New Domain, Sub-Domain, Or New Directory?
BREAKING NEWS:
“My daughter is now full time in the family web business so we’re setting her up with a blog whose theme will be about her backyard poultry keeping. Now I’m not sure of the best way to proceed. I’ve got 3 options:
- Set up a completely new domain for her – which I could link to from existing established sites but I think would still take time to get out of the sandbox
- Set up a sub-domain off my existing poultry site. I run my blog like this off my gardening site and it seems to work well. We recently set up a new sub-domain for a classified advert section and it was indexed the same day it was linked to from the main site.
- Set it up in a directory off the main site
A big part of the purpose of the blog is to link back to articles and to ‘introduce’ new articles on the main site. I prefer to do my articles manually as I can better position adverts on the page etc. Any thoughts on which option would be the best to go for?” ~ John Harrison
Hi John,
I personally know what a powerful web property you have, so here are a few things for you to consider when making this decision.
Ultimately it depends on whether or not you plan on building this section out as an “independent” asset to the primary website. By that I mean if you would like the option to sell that proportion of your website as an independent identity in the future – whilst you keep the remaining, or sell that separately.
Obviously it’s going to largely be tied into your primary website to begin with – but in terms of a future sale – there is no reason why a buyer could not be found based on securing a 12 month continuation. That is the “new asset” remains supported by your primary website “as is” for that term so the new owner can develop things from there.
Now that’s some long term planning, but I bring that up because based on how powerful your website is, realistically you could go with any of the 3 options you mention and still have excellent success.
If you go for a new domain entirely, then that’s where the potential resell value lies.
No one is going to be interested in purchasing a sub-domain (well they might but you wont get the same value).
I think you’d be hard pressed to sell a “directory” off your website as well ;-0
As for how the search engines actually see the 3 distinct options…
- A new domain is obviously seen as a completely new domain.
- A sub-domain is treated by Google as an entirely different domain (so this is the same as the above when we’re talking about building an entirely new channel on the website).
- A directory or folder off the primary domain is seen as an extension to the main website. As a result it’s going to be “seen” as the same website.
If you don’t care about the idea of potentially selling the new channel as a separate entity in the future, I would run with the latter. Simply create a directory off the primary domain. That way it’s going to become just as strong as the rest of the website and you’ll see results much faster.
Your new pages will be index faster. They will rank faster. They will receive the benefits of the existing “theme relevancy” of the primary website. I know you’re already doing well for “poultry” related content.
This all means you’ll get more traffic arriving from organic search engine rankings, and any respective increase in revenue, in the shortest time frame.

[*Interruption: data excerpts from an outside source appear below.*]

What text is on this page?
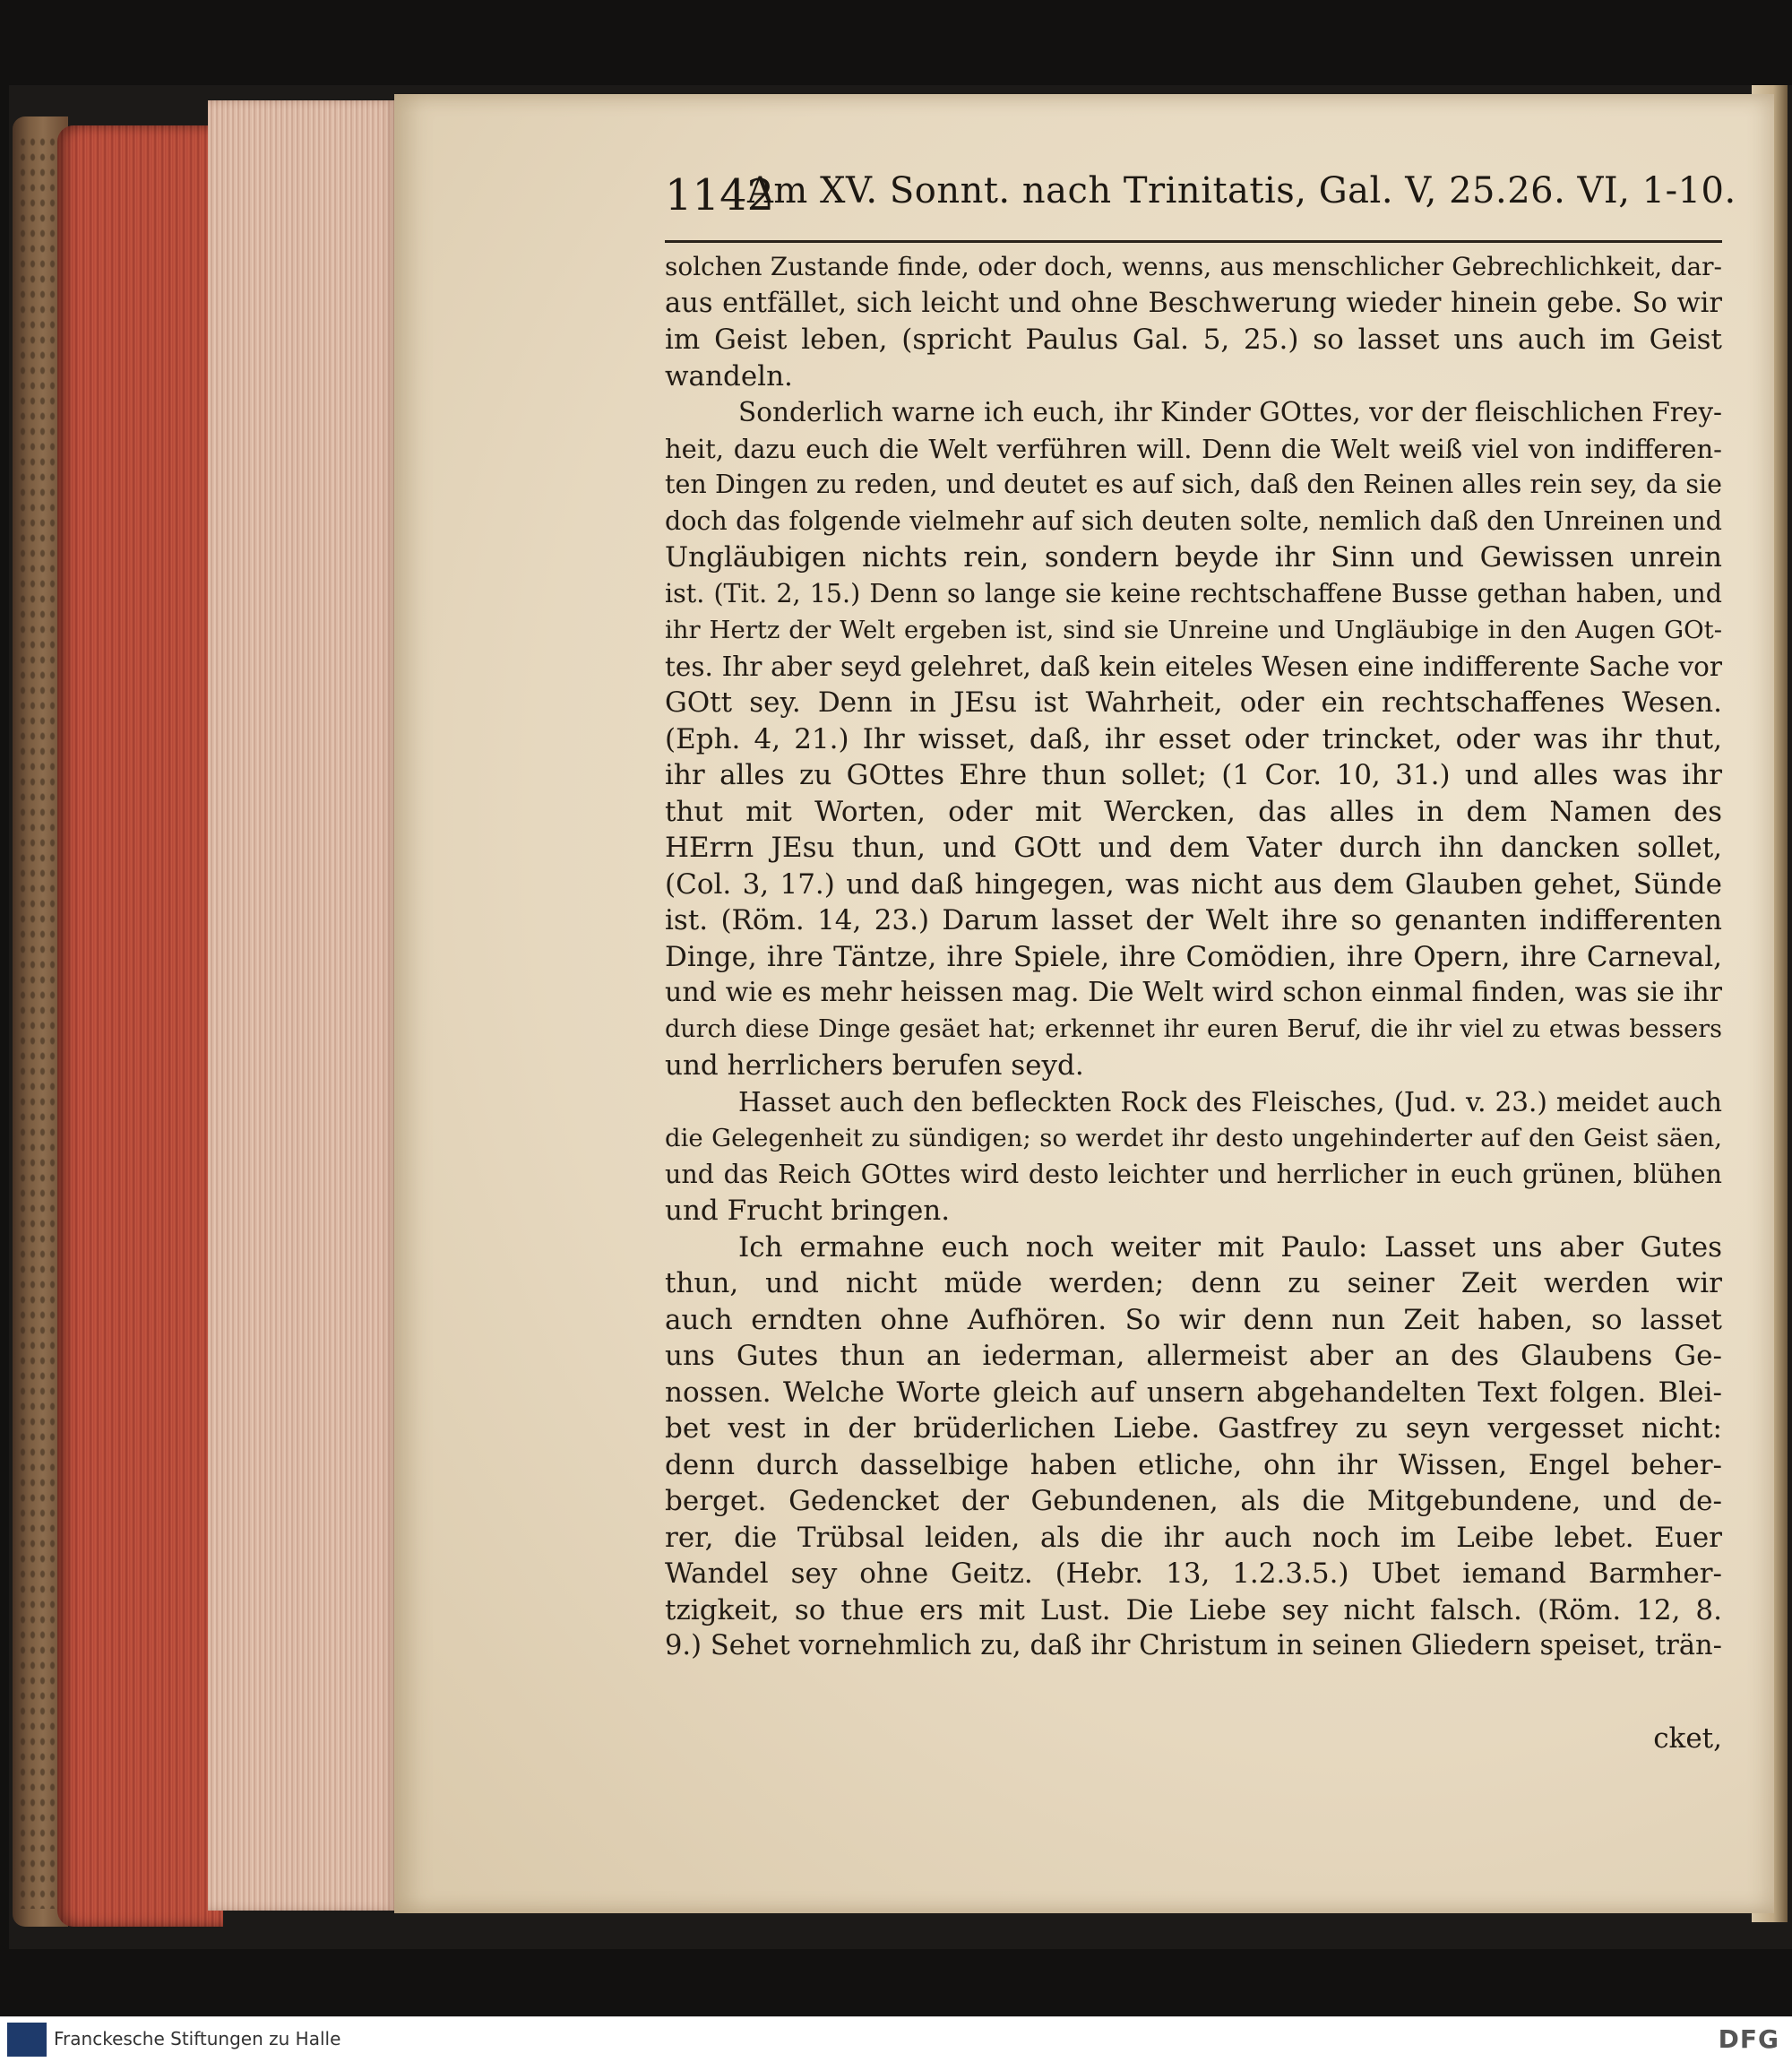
1142
Am XV. Sonnt. nach Trinitatis, Gal. V, 25.26. VI, 1-10.
solchen Zustande finde, oder doch, wenns, aus menschlicher Gebrechlichkeit, dar-
aus entfället, sich leicht und ohne Beschwerung wieder hinein gebe. So wir
im Geist leben, (spricht Paulus Gal. 5, 25.) so lasset uns auch im Geist
wandeln.
Sonderlich warne ich euch, ihr Kinder GOttes, vor der fleischlichen Frey-
heit, dazu euch die Welt verführen will. Denn die Welt weiß viel von indifferen-
ten Dingen zu reden, und deutet es auf sich, daß den Reinen alles rein sey, da sie
doch das folgende vielmehr auf sich deuten solte, nemlich daß den Unreinen und
Ungläubigen nichts rein, sondern beyde ihr Sinn und Gewissen unrein
ist. (Tit. 2, 15.) Denn so lange sie keine rechtschaffene Busse gethan haben, und
ihr Hertz der Welt ergeben ist, sind sie Unreine und Ungläubige in den Augen GOt-
tes. Ihr aber seyd gelehret, daß kein eiteles Wesen eine indifferente Sache vor
GOtt sey. Denn in JEsu ist Wahrheit, oder ein rechtschaffenes Wesen.
(Eph. 4, 21.) Ihr wisset, daß, ihr esset oder trincket, oder was ihr thut,
ihr alles zu GOttes Ehre thun sollet; (1 Cor. 10, 31.) und alles was ihr
thut mit Worten, oder mit Wercken, das alles in dem Namen des
HErrn JEsu thun, und GOtt und dem Vater durch ihn dancken sollet,
(Col. 3, 17.) und daß hingegen, was nicht aus dem Glauben gehet, Sünde
ist. (Röm. 14, 23.) Darum lasset der Welt ihre so genanten indifferenten
Dinge, ihre Täntze, ihre Spiele, ihre Comödien, ihre Opern, ihre Carneval,
und wie es mehr heissen mag. Die Welt wird schon einmal finden, was sie ihr
durch diese Dinge gesäet hat; erkennet ihr euren Beruf, die ihr viel zu etwas bessers
und herrlichers berufen seyd.
Hasset auch den befleckten Rock des Fleisches, (Jud. v. 23.) meidet auch
die Gelegenheit zu sündigen; so werdet ihr desto ungehinderter auf den Geist säen,
und das Reich GOttes wird desto leichter und herrlicher in euch grünen, blühen
und Frucht bringen.
Ich ermahne euch noch weiter mit Paulo: Lasset uns aber Gutes
thun, und nicht müde werden; denn zu seiner Zeit werden wir
auch erndten ohne Aufhören. So wir denn nun Zeit haben, so lasset
uns Gutes thun an iederman, allermeist aber an des Glaubens Ge-
nossen. Welche Worte gleich auf unsern abgehandelten Text folgen. Blei-
bet vest in der brüderlichen Liebe. Gastfrey zu seyn vergesset nicht:
denn durch dasselbige haben etliche, ohn ihr Wissen, Engel beher-
berget. Gedencket der Gebundenen, als die Mitgebundene, und de-
rer, die Trübsal leiden, als die ihr auch noch im Leibe lebet. Euer
Wandel sey ohne Geitz. (Hebr. 13, 1.2.3.5.) Ubet iemand Barmher-
tzigkeit, so thue ers mit Lust. Die Liebe sey nicht falsch. (Röm. 12, 8.
9.) Sehet vornehmlich zu, daß ihr Christum in seinen Gliedern speiset, trän-
cket,
Franckesche Stiftungen zu Halle	DFG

If potential resell as a separate entity is an option (and remember, you will still be adding value to the existing total asset if you simply go down the directory route) then I wouldn’t go for the sub-domain. You might as well build a new domain entirely because the SEO impacts (potential sandboxing) are the same.

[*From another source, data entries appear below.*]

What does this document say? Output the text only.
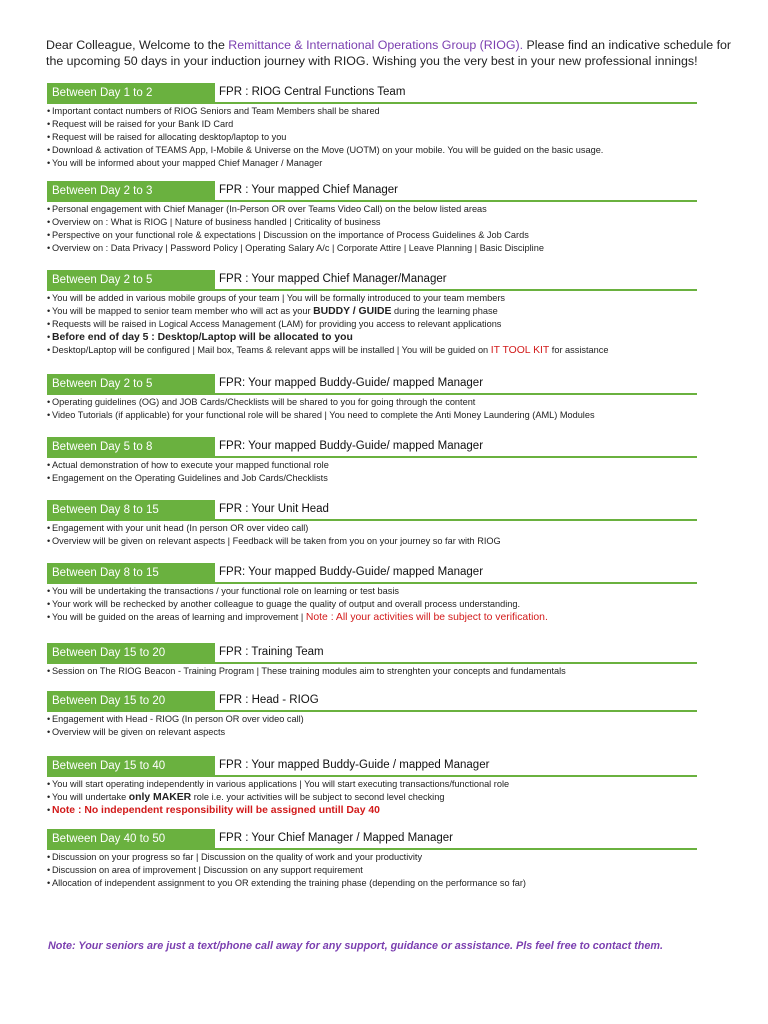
Dear Colleague, Welcome to the Remittance & International Operations Group (RIOG). Please find an indicative schedule for the upcoming 50 days in your induction journey with RIOG. Wishing you the very best in your new professional innings!
Between Day 1 to 2	FPR : RIOG Central Functions Team
• Important contact numbers of RIOG Seniors and Team Members shall be shared
• Request will be raised for your Bank ID Card
• Request will be raised for allocating desktop/laptop to you
• Download & activation of TEAMS App, I-Mobile & Universe on the Move (UOTM) on your mobile. You will be guided on the basic usage.
• You will be informed about your mapped Chief Manager / Manager
Between Day 2 to 3	FPR : Your mapped Chief Manager
• Personal engagement with Chief Manager (In-Person OR over Teams Video Call) on the below listed areas
• Overview on : What is RIOG | Nature of business handled | Criticality of business
• Perspective on your functional role & expectations | Discussion on the importance of Process Guidelines & Job Cards
• Overview on : Data Privacy | Password Policy | Operating Salary A/c | Corporate Attire | Leave Planning | Basic Discipline
Between Day 2 to 5	FPR : Your mapped Chief Manager/Manager
• You will be added in various mobile groups of your team | You will be formally introduced to your team members
• You will be mapped to senior team member who will act as your BUDDY / GUIDE during the learning phase
• Requests will be raised in Logical Access Management (LAM) for providing you access to relevant applications
• Before end of day 5 : Desktop/Laptop will be allocated to you
• Desktop/Laptop will be configured | Mail box, Teams & relevant apps will be installed | You will be guided on IT TOOL KIT for assistance
Between Day 2 to 5	FPR: Your mapped Buddy-Guide/ mapped Manager
• Operating guidelines (OG) and JOB Cards/Checklists will be shared to you for going through the content
• Video Tutorials (if applicable) for your functional role will be shared | You need to complete the Anti Money Laundering (AML) Modules
Between Day 5 to 8	FPR: Your mapped Buddy-Guide/ mapped Manager
• Actual demonstration of how to execute your mapped functional role
• Engagement on the Operating Guidelines and Job Cards/Checklists
Between Day 8 to 15	FPR : Your Unit Head
• Engagement with your unit head (In person OR over video call)
• Overview will be given on relevant aspects | Feedback will be taken from you on your journey so far with RIOG
Between Day 8 to 15	FPR: Your mapped Buddy-Guide/ mapped Manager
• You will be undertaking the transactions / your functional role on learning or test basis
• Your work will be rechecked by another colleague to guage the quality of output and overall process understanding.
• You will be guided on the areas of learning and improvement | Note : All your activities will be subject to verification.
Between Day 15 to 20	FPR : Training Team
• Session on The RIOG Beacon - Training Program | These training modules aim to strenghten your concepts and fundamentals
Between Day 15 to 20	FPR : Head - RIOG
• Engagement with Head - RIOG (In person OR over video call)
• Overview will be given on relevant aspects
Between Day 15 to 40	FPR : Your mapped Buddy-Guide / mapped Manager
• You will start operating independently in various applications | You will start executing transactions/functional role
• You will undertake only MAKER role i.e. your activities will be subject to second level checking
• Note : No independent responsibility will be assigned untill Day 40
Between Day 40 to 50	FPR : Your Chief Manager / Mapped Manager
• Discussion on your progress so far | Discussion on the quality of work and your productivity
• Discussion on area of improvement | Discussion on any support requirement
• Allocation of independent assignment to you OR extending the training phase (depending on the performance so far)
Note: Your seniors are just a text/phone call away for any support, guidance or assistance. Pls feel free to contact them.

You already mentioned that your new sub-domain classified section was indexed within a day – so, given what an authority your website is, there’s no reason why a totally new domain wouldn’t get the same result if you linked to it in the same fashion.
As far as sandboxing goes – really that’s about the content.
Content will be found and indexed quickly, and might receive high search engine rankings for a brief time – generally a couple of days – before it drops right back in ranking. It then takes some time for it to mature and spring back in the rankings.
This effect happens on all new content (and websites), but it seems more prominent in highly competitive niche industries (of which I wouldn’t consider you a part of).
So I wouldn’t be concerned about getting sandboxed at all. Worst case you won’t receive as much traffic as you’re going to receive after 3 months – but if you’re not into the instant gratification thing then there’s no issue.
Plus, given the existing volume of traffic your website currently receives (and how much can be redirected to a new domain) the new blog should receive excellent exposure during the early stages anyway.
Now having said all of that you also mentioned…
“A big part of the purpose of the blog is to link back to articles and to ‘introduce’ new articles on the main site.”
If that is the case, and if the blog has going to have very little unique content of its own – again I would go down the creating a new directory route as it will help to strengthen the primary website via the internal linking.
It might also not have as much “resell value” if you’re simply going to be using it to reference existing articles on the primary domain. Of course, that again depends on what you and your daughter envisage for the blog long term.
Anyway, hope this has given you a few things to think about and will help in making your final decision.


Thank you once again for a great answer – I suspect you’re a good chess player because you’re thinking a few moves ahead to the end-game.